When the automatic feeding device is used, the cooperative robot 1 is positioned between the material taking area and the material discharging area, the action process is to pick up blanks of small-module gears in the material taking area and transfer the picked blanks of the small-module gears to the material discharging area, in the process, the cooperative robot 1 drives the material sucking module 2 to move, after the suction nozzle 26 in the material sucking module 2 is in contact with the blanks of the small-module gears, the negative pressure is generated by the positive and negative pressure electromagnetic valves 22, so that the suction nozzle 26 generates suction force to pick up the blanks of the small-module gears, and in the same way, when the materials are discharged, the positive and negative pressure electromagnetic valves 22 restore atmospheric pressure to enable the suction nozzle 26 to lose suction force, and the blanks of the small-module gears fall into the material discharging area under the action of gravity.

Claims (6)

1. The material taking device based on the pinion of the cooperative robot comprises the cooperative robot (1), and is characterized in that a material sucking module (2) for picking up the pinion is fixedly arranged at the driving end of the cooperative robot (1), and a protective cover (3) is fixedly sleeved outside the material sucking module (2);

The material sucking module (2) comprises a mounting plate (21) connected with the driving end of the cooperative robot (1), an air cylinder fixing block (23) is fixedly mounted at the front end part of the mounting plate (21), a telescopic sliding table air cylinder (24) is mounted at the front end part of the air cylinder fixing block (23), and a suction nozzle (26) is mounted at the driving end of the telescopic sliding table air cylinder (24).

2. A cooperating robot pinion pick-up device according to claim 1, characterized in that the side of the mounting plate (21) is provided with positive and negative piezo-electromagnetic valves (22) for controlling suction and discharge of suction nozzles (26).

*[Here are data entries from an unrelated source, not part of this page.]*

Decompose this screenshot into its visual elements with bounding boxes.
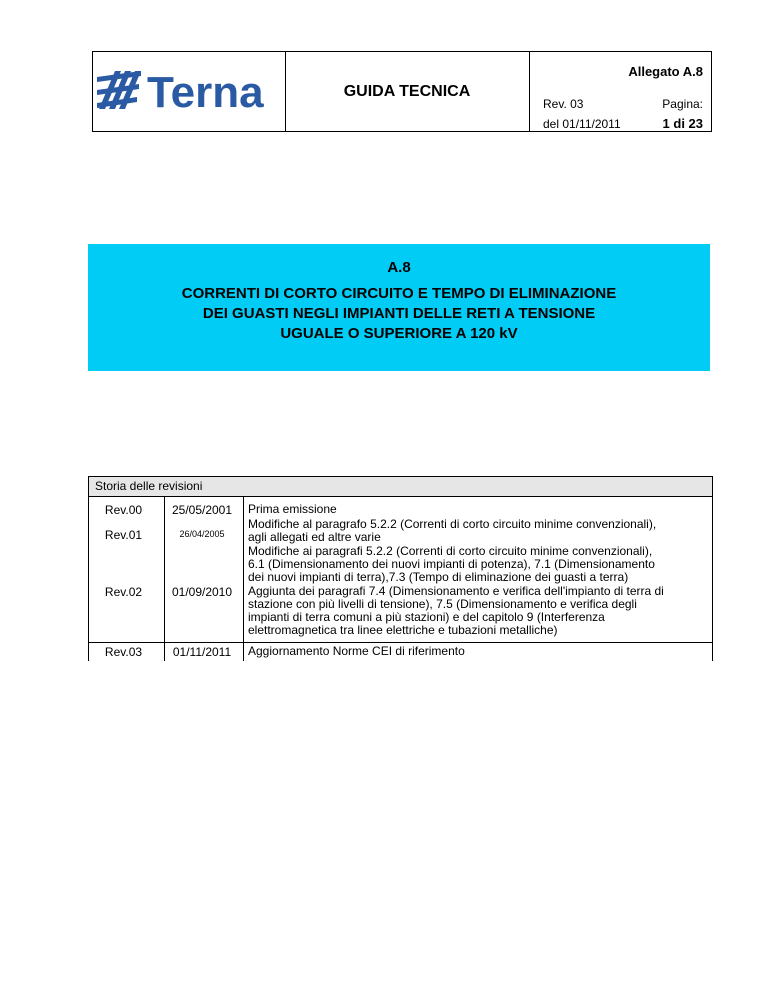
page-number: 1 di 23 [662, 116, 703, 131]
logo-cell [93, 52, 286, 131]
revision-code: Rev.00 [104, 503, 143, 517]
revision-code: Rev.02 [104, 585, 143, 599]
revision-code: Rev.01 [104, 528, 143, 542]
revision-description: Modifiche ai paragrafi 5.2.2 (Correnti di corto circuito minime convenzionali), 6.1 (Dimensionamento dei nuovi impianti di potenza), 7.1 (Dimensionamento dei nuovi impianti di terra),7.3 (Tempo di eliminazione dei guasti a terra) Aggiunta dei paragrafi 7.4 (Dimensionamento e verifica dell'impianto di terra di stazione con più livelli di tensione), 7.5 (Dimensionamento e verifica degli impianti di terra comuni a più stazioni) e del capitolo 9 (Interferenza elettromagnetica tra linee elettriche e tubazioni metalliche) [248, 544, 664, 638]
title-banner [88, 244, 710, 371]
terna-mark-icon [97, 71, 141, 109]
revision-code: Rev.03 [104, 645, 143, 659]
document-type-title: GUIDA TECNICA [285, 52, 530, 131]
document-header [92, 51, 712, 132]
revision-date: 25/05/2001 [171, 503, 233, 517]
revision-date: 01/11/2011 [172, 645, 232, 659]
revision-label: Rev. 03 [543, 97, 584, 111]
revision-description: Aggiornamento Norme CEI di riferimento [248, 644, 465, 658]
revision-description: Prima emissione [248, 502, 337, 516]
logo-wordmark: Terna [147, 68, 264, 117]
revision-date: 26/04/2005 [179, 529, 225, 539]
revision-date: del 01/11/2011 [543, 117, 621, 131]
banner-code: A.8 [387, 259, 411, 276]
banner-title-line-3: UGUALE O SUPERIORE A 120 kV [280, 325, 518, 342]
revision-description: Modifiche al paragrafo 5.2.2 (Correnti di corto circuito minime convenzionali), agli allegati ed altre varie [248, 517, 657, 545]
revision-table-title: Storia delle revisioni [88, 476, 713, 497]
banner-title-line-2: DEI GUASTI NEGLI IMPIANTI DELLE RETI A TENSIONE [202, 305, 596, 322]
document-info [529, 52, 711, 131]
terna-logo [97, 59, 281, 119]
page-label: Pagina: [662, 97, 703, 111]
revision-date: 01/09/2010 [171, 585, 233, 599]
banner-title-line-1: CORRENTI DI CORTO CIRCUITO E TEMPO DI ELIMINAZIONE [181, 285, 617, 302]
attachment-label: Allegato A.8 [628, 64, 703, 79]
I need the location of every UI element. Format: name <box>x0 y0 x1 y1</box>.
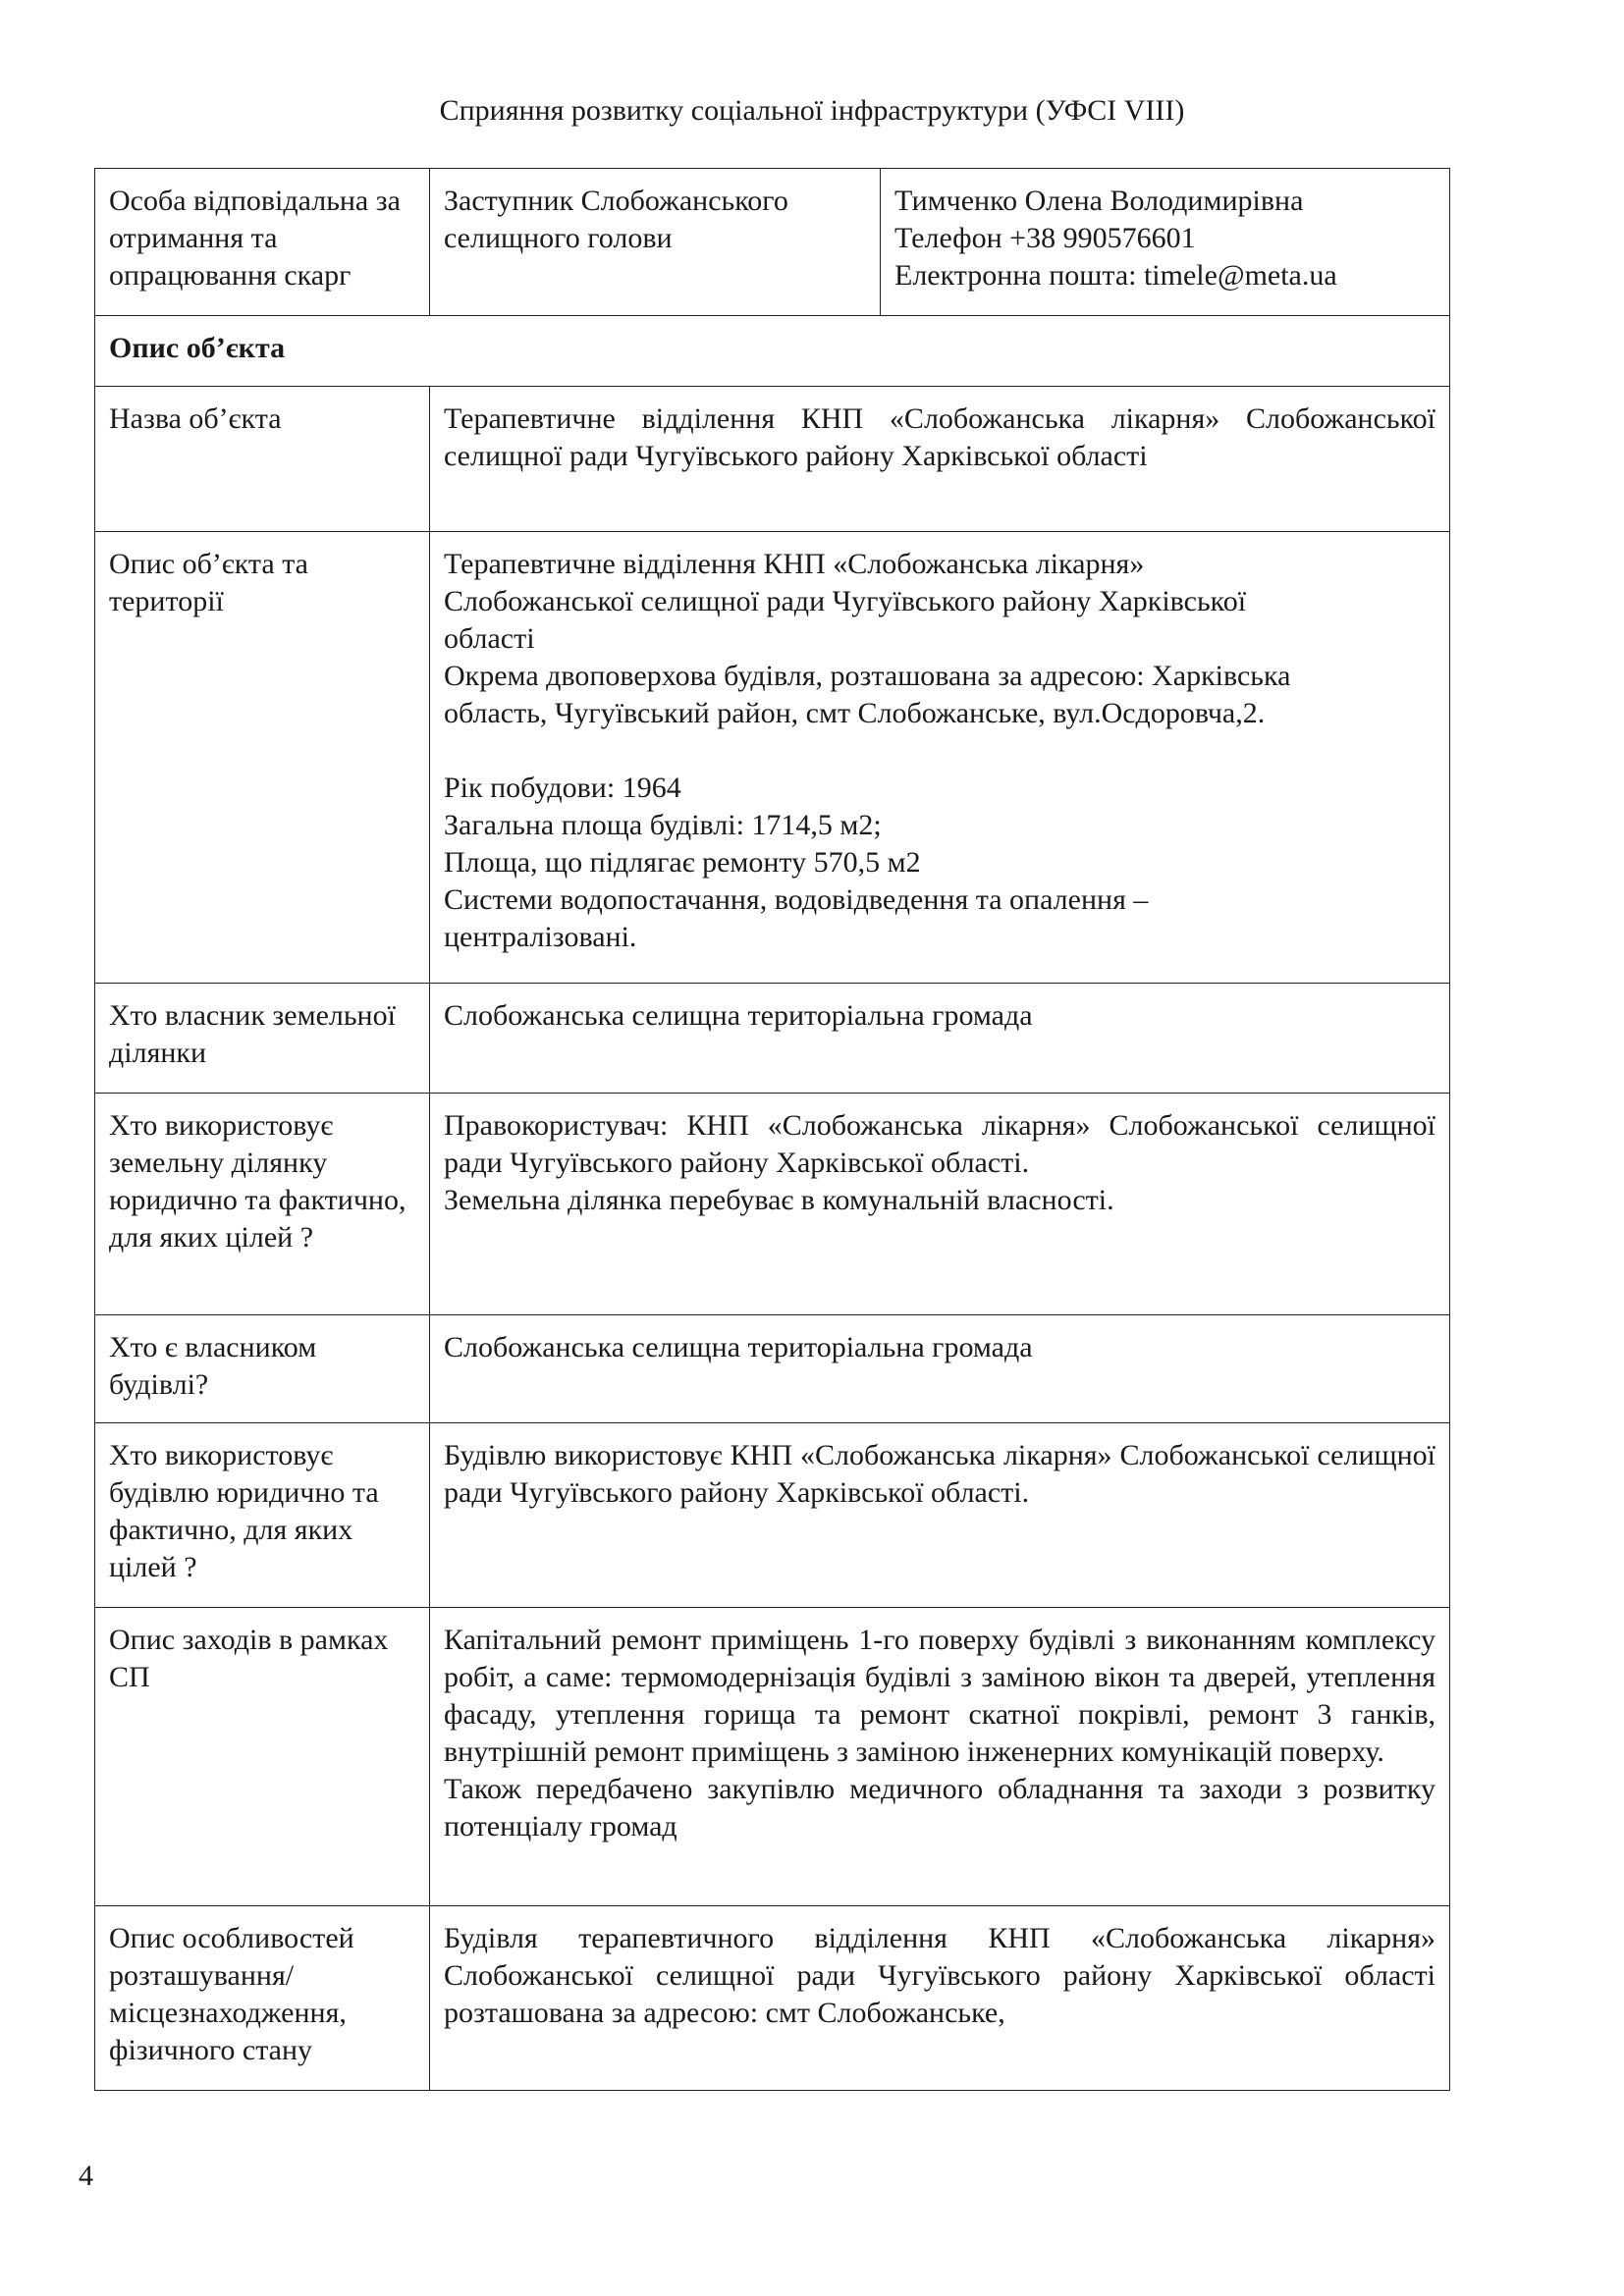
land-owner-value: Слобожанська селищна територіальна громада <box>430 984 1450 1094</box>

3. A cooperating robot pinion pick-up device in accordance with claim 2, wherein the ports of the positive and negative pressure solenoid valves (22) are connected to the ports of the suction nozzle (26) by air pipes.

4. The pinion picking device based on the cooperative robot according to claim 1, wherein the driving end of the telescopic sliding table cylinder (24) is fixedly connected with the suction nozzle (26) through a suction nozzle fixing block (25).

5. The pinion pick-up device based on the cooperative robot according to claim 1, characterized in that the protective cover (3) comprises a fixed cover (31) fixed outside the suction module (2), and a movable cover (32) is movably connected to the upper part of the fixed cover (31).

6. The pinion picking device based on the cooperative robot according to claim 5, wherein the outer ends of the fixed cover (31) and the movable cover (32) are movably connected through a rotating shaft (33).